Rice University Arts Incubator

2022

Text by Katharine Shilcutt
Director of Student Media
A new arts incubator from Rice’s Diluvial Houston Initiative will bring together environmental artists and activists from Houston and New Orleans to form new artistic networks while also allowing Rice students and the wider community to see performances from leaders in the field.

The workshop intentionally coincides with the Rice-hosted Society of Environmental Journalists conference that same week. It highlights the depth and breadth of environmental studies at Rice, which has experienced a surge in enrollment, as well as the variety of approaches people can take to working on profound environmental concerns.

Its programs position people in the humanities to question the history, culture and politics behind Houston’s infrastructure and its vulnerabilities to climate change and flooding. Diluvial Houston also aims to serve as a model for other communities affected by rising sea levels and other environmental disasters.

Artists in the incubator include Pulitzer Prize-nominated playwright Lisa D'Amour, a performer and former carnival queen; Aron Chang, an urban designer, educator and co-founder of Water Leaders Institute; Shana M. griffin, a black feminist activist and visual artist whose work draws on her expertise in interdisciplinary research; Kathy Randels, theater educator and the founding artistic director of ArtSpot Productions; and Monique Verdin, a film producer and storyteller who documents the relationship between environment, culture and climate in southeast Louisiana. All five work in and around New Orleans.

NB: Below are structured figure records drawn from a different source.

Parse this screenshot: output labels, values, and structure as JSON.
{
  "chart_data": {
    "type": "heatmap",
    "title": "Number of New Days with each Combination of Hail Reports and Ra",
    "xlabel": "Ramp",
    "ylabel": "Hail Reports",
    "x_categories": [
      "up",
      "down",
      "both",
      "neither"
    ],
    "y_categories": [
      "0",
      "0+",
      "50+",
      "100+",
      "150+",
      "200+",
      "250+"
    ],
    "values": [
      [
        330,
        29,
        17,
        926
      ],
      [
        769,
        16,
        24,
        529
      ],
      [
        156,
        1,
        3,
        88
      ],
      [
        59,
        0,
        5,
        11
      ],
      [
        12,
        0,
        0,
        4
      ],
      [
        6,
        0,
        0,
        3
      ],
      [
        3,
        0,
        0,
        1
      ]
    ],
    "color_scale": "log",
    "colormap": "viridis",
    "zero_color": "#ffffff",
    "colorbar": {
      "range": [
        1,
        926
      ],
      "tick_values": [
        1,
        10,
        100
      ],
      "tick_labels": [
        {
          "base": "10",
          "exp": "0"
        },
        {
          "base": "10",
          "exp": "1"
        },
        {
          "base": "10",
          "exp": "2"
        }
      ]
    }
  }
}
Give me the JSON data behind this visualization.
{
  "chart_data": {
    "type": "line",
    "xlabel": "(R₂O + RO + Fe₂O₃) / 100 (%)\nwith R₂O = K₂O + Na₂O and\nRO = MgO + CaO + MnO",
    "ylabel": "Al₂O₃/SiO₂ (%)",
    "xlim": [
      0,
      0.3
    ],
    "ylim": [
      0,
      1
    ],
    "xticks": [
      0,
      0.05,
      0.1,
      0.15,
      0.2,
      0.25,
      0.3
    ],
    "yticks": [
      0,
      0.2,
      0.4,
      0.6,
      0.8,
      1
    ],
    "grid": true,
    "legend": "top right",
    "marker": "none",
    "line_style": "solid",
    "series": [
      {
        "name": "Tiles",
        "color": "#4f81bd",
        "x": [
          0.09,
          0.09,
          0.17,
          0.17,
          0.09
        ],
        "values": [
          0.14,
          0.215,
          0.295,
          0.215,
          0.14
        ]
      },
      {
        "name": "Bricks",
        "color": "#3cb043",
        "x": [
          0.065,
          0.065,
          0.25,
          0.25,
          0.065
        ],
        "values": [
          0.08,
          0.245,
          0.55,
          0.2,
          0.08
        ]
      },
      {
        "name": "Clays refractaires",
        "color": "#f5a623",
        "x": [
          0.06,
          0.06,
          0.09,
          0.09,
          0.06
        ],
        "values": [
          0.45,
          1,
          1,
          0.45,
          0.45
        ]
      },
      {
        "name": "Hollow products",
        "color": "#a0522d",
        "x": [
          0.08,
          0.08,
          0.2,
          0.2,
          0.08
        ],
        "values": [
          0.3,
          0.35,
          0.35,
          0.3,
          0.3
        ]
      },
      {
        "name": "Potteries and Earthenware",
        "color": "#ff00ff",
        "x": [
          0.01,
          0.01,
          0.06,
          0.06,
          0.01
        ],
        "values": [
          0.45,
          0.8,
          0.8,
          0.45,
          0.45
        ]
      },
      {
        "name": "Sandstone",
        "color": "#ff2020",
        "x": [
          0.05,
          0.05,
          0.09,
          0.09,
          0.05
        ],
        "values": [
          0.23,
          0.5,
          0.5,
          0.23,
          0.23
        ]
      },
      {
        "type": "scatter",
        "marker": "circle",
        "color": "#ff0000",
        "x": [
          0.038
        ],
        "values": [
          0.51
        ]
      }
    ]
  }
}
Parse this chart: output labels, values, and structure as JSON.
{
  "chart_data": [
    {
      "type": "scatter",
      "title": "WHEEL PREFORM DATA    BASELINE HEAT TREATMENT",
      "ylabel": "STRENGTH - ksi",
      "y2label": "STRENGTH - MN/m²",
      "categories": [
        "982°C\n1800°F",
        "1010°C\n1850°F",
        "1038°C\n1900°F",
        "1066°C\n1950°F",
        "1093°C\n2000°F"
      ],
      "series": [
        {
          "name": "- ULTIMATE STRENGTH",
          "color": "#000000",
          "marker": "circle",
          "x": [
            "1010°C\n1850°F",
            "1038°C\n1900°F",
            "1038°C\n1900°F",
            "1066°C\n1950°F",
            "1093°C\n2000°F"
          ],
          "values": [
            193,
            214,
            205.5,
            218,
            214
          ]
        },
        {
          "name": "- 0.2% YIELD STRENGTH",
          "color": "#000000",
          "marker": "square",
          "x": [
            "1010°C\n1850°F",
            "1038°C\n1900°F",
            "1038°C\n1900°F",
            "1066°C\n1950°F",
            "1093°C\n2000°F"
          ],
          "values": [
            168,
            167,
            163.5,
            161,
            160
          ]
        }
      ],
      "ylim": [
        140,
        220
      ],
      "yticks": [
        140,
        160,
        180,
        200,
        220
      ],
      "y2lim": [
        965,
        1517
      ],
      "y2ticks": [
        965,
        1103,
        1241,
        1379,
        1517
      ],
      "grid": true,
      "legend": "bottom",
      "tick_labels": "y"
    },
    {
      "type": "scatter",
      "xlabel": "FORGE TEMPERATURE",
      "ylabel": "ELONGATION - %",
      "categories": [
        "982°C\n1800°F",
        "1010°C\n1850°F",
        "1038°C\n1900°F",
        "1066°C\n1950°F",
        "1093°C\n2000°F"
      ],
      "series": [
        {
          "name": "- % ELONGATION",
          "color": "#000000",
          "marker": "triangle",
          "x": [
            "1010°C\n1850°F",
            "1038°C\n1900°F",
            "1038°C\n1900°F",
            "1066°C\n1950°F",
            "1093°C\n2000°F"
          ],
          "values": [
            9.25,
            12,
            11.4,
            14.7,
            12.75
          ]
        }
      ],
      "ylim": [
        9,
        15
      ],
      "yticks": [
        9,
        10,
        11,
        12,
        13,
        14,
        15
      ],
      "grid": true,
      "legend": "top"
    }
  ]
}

Houston-based artists include Lisa E. Harris, multimedia artist, opera singer and composer; Ronald Llewellyn Jones, a self-taught multidisciplinary artist known for his site-specific sculptures installed guerilla-style in outdoor locations; Ayanna Jolivet Mccloud, a visual and performance artist and writer as well as executive director of Bayou City Waterkeeper; and JD Pluecker, who works across such fields as writing, history, translation, art, interpreting, bookmaking, queer/trans aesthetics, non-normative poetics, language justice and cross-border cultural production.